Taking on unemployed new graduates and a better pay offer could all help ease the pressure on nurses before winter, says NZNO’s industrial services manager Cee Payne.
Payne was speaking in response to the 20 District Health Boards’ spokesperson Dr Ashley Bloomfield saying he understood nurses on the ward were under pressure and he sensed nurses were wanting a ‘clear plan’ to relieve that immediate pressure with winter on the way.
Both were speaking prior to Tuesday’s meeting between bargaining representatives of the 20 DHBs and the New Zealand Nurses Organisation, that was held at short notice to discuss initial thoughts on Prime Minister Jacinda Ardern’s suggestion of an independently chaired panel to help resolve the pay talks stalemate without industrial action. Neither side would comment on the outcome of that meeting today or when a future meeting will be held.

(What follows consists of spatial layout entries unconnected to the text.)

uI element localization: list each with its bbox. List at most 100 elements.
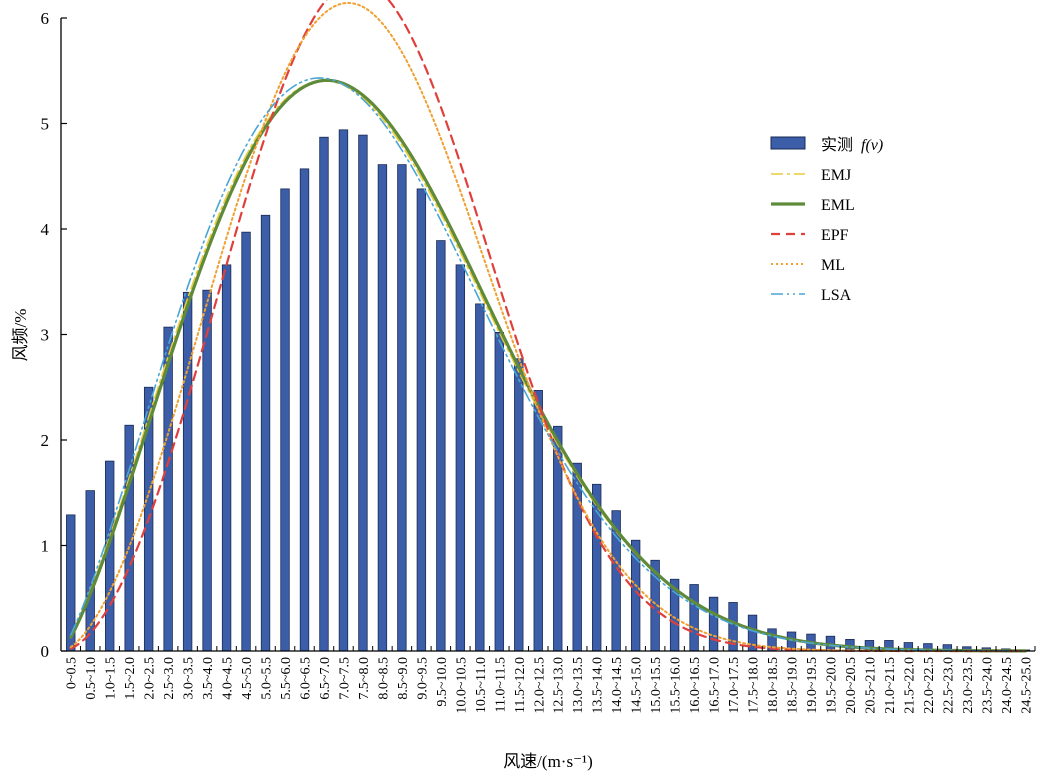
bar [299, 168, 310, 652]
legend-item-ml: ML [771, 257, 845, 274]
x-tick-label: 5.5~6.0 [279, 657, 294, 700]
bar [280, 188, 290, 652]
y-tick-label: 4 [41, 220, 50, 239]
bar [475, 303, 485, 652]
x-tick-label: 21.5~22.0 [902, 657, 917, 714]
curve-epf [69, 0, 1027, 653]
x-tick-label: 11.0~11.5 [493, 657, 508, 713]
curve-eml [69, 78, 1027, 653]
y-axis-title: 风频/% [11, 309, 30, 362]
legend-item-lsa: LSA [771, 287, 852, 304]
bar [708, 596, 719, 652]
x-tick-label: 19.0~19.5 [805, 657, 820, 714]
curve-lsa [69, 77, 1027, 652]
legend-item-eml: EML [771, 197, 855, 214]
legend-label-eml: EML [821, 197, 855, 214]
x-tick-label: 8.0~8.5 [376, 657, 391, 700]
y-tick-label: 6 [41, 9, 50, 28]
x-tick-label: 6.0~6.5 [299, 657, 314, 700]
curve-ml [69, 1, 1027, 652]
x-tick-label: 14.5~15.0 [630, 657, 645, 714]
x-tick-label: 13.0~13.5 [571, 657, 586, 714]
x-tick-label: 5.0~5.5 [260, 657, 275, 700]
x-tick-label: 7.5~8.0 [357, 657, 372, 700]
x-tick-label: 24.0~24.5 [1000, 657, 1015, 714]
x-tick-label: 17.5~18.0 [747, 657, 762, 714]
bar [338, 129, 349, 652]
x-tick-label: 10.0~10.5 [454, 657, 469, 714]
x-tick-label: 2.5~3.0 [162, 657, 177, 700]
bar [221, 264, 232, 652]
y-tick-label: 5 [41, 115, 50, 134]
legend-item-epf: EPF [771, 227, 849, 244]
x-tick-label: 15.5~16.0 [669, 657, 684, 714]
y-ticks: 0 1 2 3 4 5 6 [41, 9, 67, 661]
x-tick-label: 23.0~23.5 [961, 657, 976, 714]
x-tick-label: 7.0~7.5 [337, 657, 352, 700]
x-tick-label: 4.5~5.0 [240, 657, 255, 700]
y-tick-label: 2 [41, 431, 50, 450]
x-tick-label: 9.5~10.0 [435, 657, 450, 707]
bar [358, 134, 368, 652]
y-tick-label: 3 [41, 326, 50, 345]
x-tick-label: 3.5~4.0 [201, 657, 216, 700]
bar [105, 460, 115, 652]
x-tick-label: 12.5~13.0 [552, 657, 567, 714]
x-tick-label: 0.5~1.0 [84, 657, 99, 700]
x-tick-label: 4.0~4.5 [221, 657, 236, 700]
x-tick-label: 8.5~9.0 [396, 657, 411, 700]
bar [436, 240, 446, 652]
bar [260, 214, 271, 652]
x-tick-label: 6.5~7.0 [318, 657, 333, 700]
y-tick-label: 1 [41, 537, 50, 556]
x-tick-label: 19.5~20.0 [824, 657, 839, 714]
x-axis-title: 风速/(m·s⁻¹) [503, 752, 593, 771]
x-tick-label: 0~0.5 [65, 657, 80, 689]
bar [553, 425, 563, 652]
legend-label-emj: EMJ [821, 167, 851, 184]
x-tick-label: 11.5~12.0 [513, 657, 528, 713]
x-tick-label: 10.5~11.0 [474, 657, 489, 713]
x-tick-label: 1.5~2.0 [123, 657, 138, 700]
bar [494, 331, 504, 652]
bar [533, 390, 543, 652]
bar [241, 231, 251, 652]
legend-item-emj: EMJ [771, 167, 851, 184]
x-tick-label: 17.0~17.5 [727, 657, 742, 714]
bar [514, 358, 524, 652]
x-tick-label: 20.5~21.0 [863, 657, 878, 714]
bar [416, 188, 427, 652]
x-tick-label: 13.5~14.0 [591, 657, 606, 714]
curve-series [69, 0, 1027, 653]
x-ticks: 0~0.5 0.5~1.0 1.0~1.5 1.5~2.0 2.0~2.5 2.5~3.0… [60, 646, 1036, 714]
x-tick-label: 18.0~18.5 [766, 657, 781, 714]
x-tick-label: 22.5~23.0 [941, 657, 956, 714]
x-tick-label: 21.0~21.5 [883, 657, 898, 714]
legend-swatch-bars [770, 136, 806, 150]
x-tick-label: 1.0~1.5 [104, 657, 119, 700]
bar-series [66, 129, 1030, 652]
legend: 实测 f(v) EMJ EML EPF ML LSA [770, 136, 883, 304]
legend-label-lsa: LSA [821, 287, 852, 304]
x-tick-label: 3.0~3.5 [182, 657, 197, 700]
bar [319, 136, 329, 652]
x-tick-label: 16.5~17.0 [708, 657, 723, 714]
x-tick-label: 9.0~9.5 [415, 657, 430, 700]
bar [455, 264, 466, 652]
axes: 0 1 2 3 4 5 6 0~0.5 0.5~1.0 1.0~1.5 1.5~2.0 2.0~2.… [41, 9, 1036, 714]
curve-emj [69, 79, 1027, 652]
x-tick-label: 2.0~2.5 [143, 657, 158, 700]
x-tick-label: 15.0~15.5 [649, 657, 664, 714]
bar [689, 584, 699, 652]
legend-label-epf: EPF [821, 227, 849, 244]
bar [397, 164, 407, 652]
x-tick-label: 18.5~19.0 [786, 657, 801, 714]
x-tick-label: 20.0~20.5 [844, 657, 859, 714]
bar [377, 164, 388, 652]
y-tick-label: 0 [41, 642, 50, 661]
legend-label-ml: ML [821, 257, 845, 274]
legend-item-bars: 实测 f(v) [770, 136, 883, 154]
bar [182, 291, 193, 652]
x-tick-label: 22.0~22.5 [922, 657, 937, 714]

Speaking prior to Tuesday’s meeting Payne said to resolve the two major issues for nurses – the call for better pay and addressing safe staffing concerns – there needed to be a greater investment of funding so a settlement could be reached
She said to relieve the immediate pressure one solution was better pay to help keep existing nurses in the workforce, stop them moving to Australia and incentivise part-time nurses to feel it was worthwhile taking on extra shifts.

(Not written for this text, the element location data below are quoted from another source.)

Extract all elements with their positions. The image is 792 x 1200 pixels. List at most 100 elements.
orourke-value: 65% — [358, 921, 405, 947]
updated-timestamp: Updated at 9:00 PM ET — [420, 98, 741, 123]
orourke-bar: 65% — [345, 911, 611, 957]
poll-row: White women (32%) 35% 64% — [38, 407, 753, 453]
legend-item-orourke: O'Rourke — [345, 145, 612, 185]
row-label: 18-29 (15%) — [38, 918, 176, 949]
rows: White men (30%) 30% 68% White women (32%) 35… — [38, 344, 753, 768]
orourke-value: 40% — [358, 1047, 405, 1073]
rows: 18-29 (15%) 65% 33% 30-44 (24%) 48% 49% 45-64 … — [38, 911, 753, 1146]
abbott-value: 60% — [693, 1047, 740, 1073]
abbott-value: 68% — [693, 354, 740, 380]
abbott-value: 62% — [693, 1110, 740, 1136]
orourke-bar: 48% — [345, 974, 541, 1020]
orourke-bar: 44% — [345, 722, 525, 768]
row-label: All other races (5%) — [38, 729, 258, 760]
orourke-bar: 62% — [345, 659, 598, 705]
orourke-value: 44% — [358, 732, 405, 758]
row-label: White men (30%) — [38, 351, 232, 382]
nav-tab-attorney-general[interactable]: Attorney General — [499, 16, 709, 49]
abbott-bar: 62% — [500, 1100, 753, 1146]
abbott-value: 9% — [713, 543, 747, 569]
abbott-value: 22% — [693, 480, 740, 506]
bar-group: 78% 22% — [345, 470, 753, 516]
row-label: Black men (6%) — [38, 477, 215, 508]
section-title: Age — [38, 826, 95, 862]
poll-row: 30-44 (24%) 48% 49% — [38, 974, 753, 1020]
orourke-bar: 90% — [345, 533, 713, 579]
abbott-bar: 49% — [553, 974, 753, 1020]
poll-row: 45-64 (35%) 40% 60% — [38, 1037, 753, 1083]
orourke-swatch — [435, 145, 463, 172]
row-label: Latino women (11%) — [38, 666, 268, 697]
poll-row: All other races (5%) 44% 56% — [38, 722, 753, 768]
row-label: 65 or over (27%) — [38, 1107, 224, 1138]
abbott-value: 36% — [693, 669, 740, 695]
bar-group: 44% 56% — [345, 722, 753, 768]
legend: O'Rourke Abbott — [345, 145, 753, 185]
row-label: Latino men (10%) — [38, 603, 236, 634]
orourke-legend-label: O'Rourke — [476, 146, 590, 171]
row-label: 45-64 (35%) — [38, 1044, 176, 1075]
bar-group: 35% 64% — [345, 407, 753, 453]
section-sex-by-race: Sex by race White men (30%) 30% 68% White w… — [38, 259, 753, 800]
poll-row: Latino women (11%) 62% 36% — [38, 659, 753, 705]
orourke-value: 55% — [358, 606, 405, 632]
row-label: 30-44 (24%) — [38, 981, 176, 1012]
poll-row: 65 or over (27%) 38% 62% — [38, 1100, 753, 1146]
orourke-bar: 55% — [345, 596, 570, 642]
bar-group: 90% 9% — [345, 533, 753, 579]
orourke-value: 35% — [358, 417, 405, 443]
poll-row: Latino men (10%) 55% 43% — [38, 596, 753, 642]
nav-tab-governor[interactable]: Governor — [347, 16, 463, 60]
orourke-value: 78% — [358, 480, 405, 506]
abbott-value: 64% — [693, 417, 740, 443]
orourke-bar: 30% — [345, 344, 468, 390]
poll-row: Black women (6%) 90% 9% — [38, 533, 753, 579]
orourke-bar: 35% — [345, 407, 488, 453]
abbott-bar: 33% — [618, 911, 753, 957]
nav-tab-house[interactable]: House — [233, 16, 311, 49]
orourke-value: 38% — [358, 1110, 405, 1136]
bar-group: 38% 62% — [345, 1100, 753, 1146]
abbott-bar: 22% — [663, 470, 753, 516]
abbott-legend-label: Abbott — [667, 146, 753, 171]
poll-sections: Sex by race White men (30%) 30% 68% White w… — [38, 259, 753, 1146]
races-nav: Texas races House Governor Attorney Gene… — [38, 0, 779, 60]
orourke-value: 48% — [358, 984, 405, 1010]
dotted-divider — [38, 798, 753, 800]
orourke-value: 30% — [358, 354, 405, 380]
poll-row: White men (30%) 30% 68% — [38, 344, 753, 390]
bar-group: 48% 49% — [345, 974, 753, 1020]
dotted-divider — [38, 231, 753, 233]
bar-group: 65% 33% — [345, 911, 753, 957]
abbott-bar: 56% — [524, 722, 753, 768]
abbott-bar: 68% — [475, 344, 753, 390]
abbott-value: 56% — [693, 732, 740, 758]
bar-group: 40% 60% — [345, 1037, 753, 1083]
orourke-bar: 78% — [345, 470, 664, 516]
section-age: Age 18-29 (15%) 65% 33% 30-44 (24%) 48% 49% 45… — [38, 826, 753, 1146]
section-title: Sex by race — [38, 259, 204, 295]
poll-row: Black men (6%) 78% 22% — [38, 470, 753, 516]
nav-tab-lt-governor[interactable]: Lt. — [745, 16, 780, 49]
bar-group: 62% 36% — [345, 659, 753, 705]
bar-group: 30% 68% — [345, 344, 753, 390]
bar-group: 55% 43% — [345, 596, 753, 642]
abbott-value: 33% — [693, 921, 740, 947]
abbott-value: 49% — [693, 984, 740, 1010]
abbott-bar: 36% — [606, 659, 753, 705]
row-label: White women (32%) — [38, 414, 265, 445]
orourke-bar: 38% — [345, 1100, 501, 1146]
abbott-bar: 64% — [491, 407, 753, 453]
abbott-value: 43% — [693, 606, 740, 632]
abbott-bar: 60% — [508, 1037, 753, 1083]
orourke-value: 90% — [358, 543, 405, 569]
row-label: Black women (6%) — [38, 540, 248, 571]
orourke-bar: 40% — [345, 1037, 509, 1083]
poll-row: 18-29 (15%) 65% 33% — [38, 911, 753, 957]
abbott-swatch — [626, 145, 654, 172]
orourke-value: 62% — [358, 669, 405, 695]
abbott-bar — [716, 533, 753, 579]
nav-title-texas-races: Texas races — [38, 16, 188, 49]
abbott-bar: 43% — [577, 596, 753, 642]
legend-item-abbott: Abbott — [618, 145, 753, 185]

“We have a lot of part-time nurses in New Zealand and when it is really stressful what happens is they withdraw from hours as they need recovery time. So it’s about attracting our own nurses back to working some additional hours as there is capacity from within our own workforce but they need to be incentivised to do that.” She acknowledged there was also the risk that a pay increase might see some nurses drop hours. But added that better pay
The other action was employing the large number of unemployed new graduate nurses still seeking new graduate positions within DHBs. “We’ve got trained nurses left to languish on the sideline,” said Payne. Plus looking to recruit additional experienced nurses with some DHBs looking to recruit nurses back across the Tasman.
Payne that NZNO had already scheduled a bargaining strategy day for today (March 28) with NZNO staff, to be followed by a DHB national delegates meeting in mid-April which would make the final decision on whether to pursue a strike ballot.

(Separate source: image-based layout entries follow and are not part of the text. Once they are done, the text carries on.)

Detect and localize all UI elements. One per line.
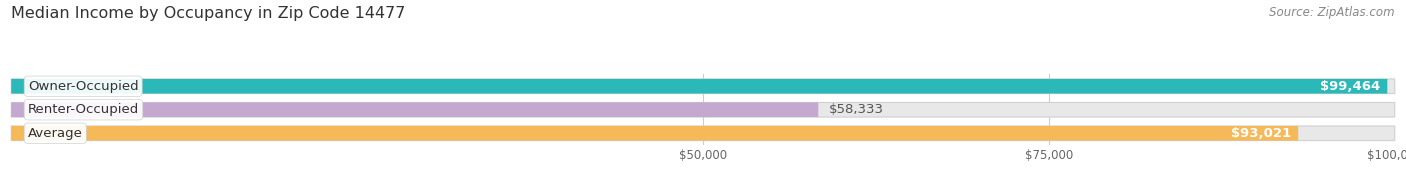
Text: Median Income by Occupancy in Zip Code 14477: Median Income by Occupancy in Zip Code 1… xyxy=(11,6,405,21)
Text: Owner-Occupied: Owner-Occupied xyxy=(28,80,138,93)
FancyBboxPatch shape xyxy=(11,79,1388,93)
Text: $99,464: $99,464 xyxy=(1320,80,1381,93)
Text: $58,333: $58,333 xyxy=(830,103,884,116)
Text: Average: Average xyxy=(28,127,83,140)
Text: $93,021: $93,021 xyxy=(1232,127,1291,140)
Text: Source: ZipAtlas.com: Source: ZipAtlas.com xyxy=(1270,6,1395,19)
FancyBboxPatch shape xyxy=(11,103,818,117)
Text: Renter-Occupied: Renter-Occupied xyxy=(28,103,139,116)
FancyBboxPatch shape xyxy=(11,126,1298,141)
FancyBboxPatch shape xyxy=(11,126,1395,141)
FancyBboxPatch shape xyxy=(11,103,1395,117)
FancyBboxPatch shape xyxy=(11,79,1395,93)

“We will see where we are in relation to the bargaining at that point of time,” said Payne. She said DHB members at present wanted the union to hold a strike ballot and the union did not want to step away from a back-up strategy for settling the agreement if the Prime Minister’s suggested process did not succeed. If the go-head was given for a strike ballot in mid-April then any resulting strike action is unlikely to occur until about a month or more after voting begins.
Bloomfield, speaking prior to Tuesday’s meeting said that the DHBs were anticipating that strike action wouldn’t happen because NZN0 had expressed “their strong preference to have the deal settled” and that “industrial action – in their words and I agree – is a last resort”.
But he said in the meantime the DHBs would be entering into detailed contingency planning in the event there was industrial action and would be working with NZNO to determine what life-preserving services would continue to be offered by nurses during any strike action.